To overcome this issue, a middleware has been defined, which will focus on adding a skeleton for diagnostic and monitoring mechanisms.
Integration into SAFEXPLAIN middleware
One of the project contributions focuses on defining the middleware, based on ROS2, which serves as the backbone for the case studies. This middleware will provide the skeleton for the reference safety architecture pattern, ensuring the CSs that are integrated into it follow this pattern by design. As shown in Figure 2, the railway CS has been integrated into the middleware, enabling compliance with the reference safety architecture.
For the integration process, a mapping has been performed, from the nodes and interactions proposed for the CS’s initial ROS2 architecture, to the nodes and interactions needed in the reference architecture itself, which is shown in the Figure 3. This transformation can be found in Figure 4, which embeds the railway CS integrated in the SE middleware, using the reference architecture.
The integration process has multiple steps. This article focuses on the AI-based subsystem part, leaving the other component and nodes aside. This is the most important set of nodes, as the CS is AI-based.
This subsystem consists of multiple nodes, which interact among themselves:
- AI/ML constituent node: Responsible for AI processes, this node processes images and detects potential obstacles, calculating their distances. This information is sent to the decision function. Integrated into the middleware, it publishes the model’s health status and the preprocessing and post-processing statuses. Redundancy is crucial here; in the railway CS, two different models, YoloV8 and SafeYolo, are used. This diverse redundancy helps to diagnose and monitor potential model faults.

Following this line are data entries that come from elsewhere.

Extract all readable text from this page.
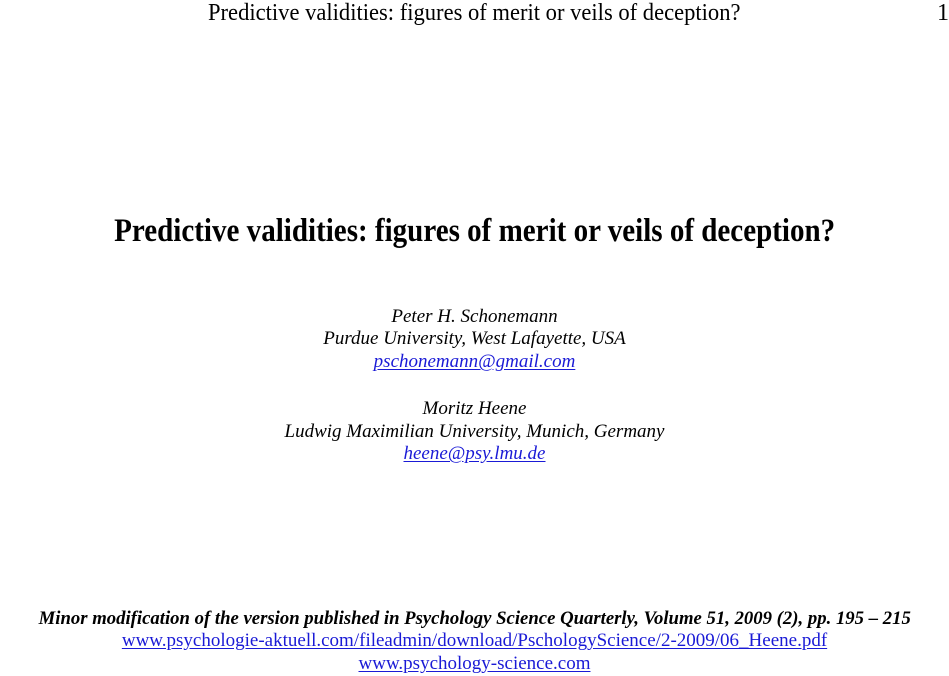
Predictive validities: figures of merit or veils of deception?	1
Predictive validities: figures of merit or veils of deception?
Peter H. Schonemann
Purdue University, West Lafayette, USA
pschonemann@gmail.com
Moritz Heene
Ludwig Maximilian University, Munich, Germany
heene@psy.lmu.de
Minor modification of the version published in Psychology Science Quarterly, Volume 51, 2009 (2), pp. 195 – 215
www.psychologie-aktuell.com/fileadmin/download/PschologyScience/2-2009/06_Heene.pdf
www.psychology-science.com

- L1 Diagnostic and Monitoring Mechanism node: This node diagnoses the AI subsystem and the platform resources it uses. Due to redundancy, it is deployed twice, once per AI/ML constituent. It processes multiple inputs: images used by the AI/ML constituent, the status of each AI processing step, and the constituent’s output. Techniques like comparing left and right images for consistency, each image’s temporal consistency and monitoring system resources ensure accurate diagnosis and monitoring.
- Supervision function node: This node ensures the AI system operates within a predefined safety envelope, for example, verifying input images fall within the model’s Operational Design Domain (ODD). This node is also redounded, with each one supervising an AI/ML constituent.
- Decision function node: Aggregates multiple inputs to provide informed suggestions or decisions to the user and the safety control module. It integrates outputs from the AI/ML constituents, health statuses from the L1 modules, and supervision results. For example, in the railway CS, it alerts the train driver about potential obstacles with varying degrees of urgency.
Conclusions
The integration of the railway case study into the reference safety architecture pattern has significantly enhanced the safety and reliability of Automatic Train Operation (ATO) systems. By embedding the case study into the ROS2 middleware and the reference architecture, the project has implemented robust diagnostic and monitoring mechanisms, ensuring continuous surveillance and fault detection. The use of diverse AI models and comprehensive health management strategies has fortified the system against potential failures, enabling accurate and timely decision-making.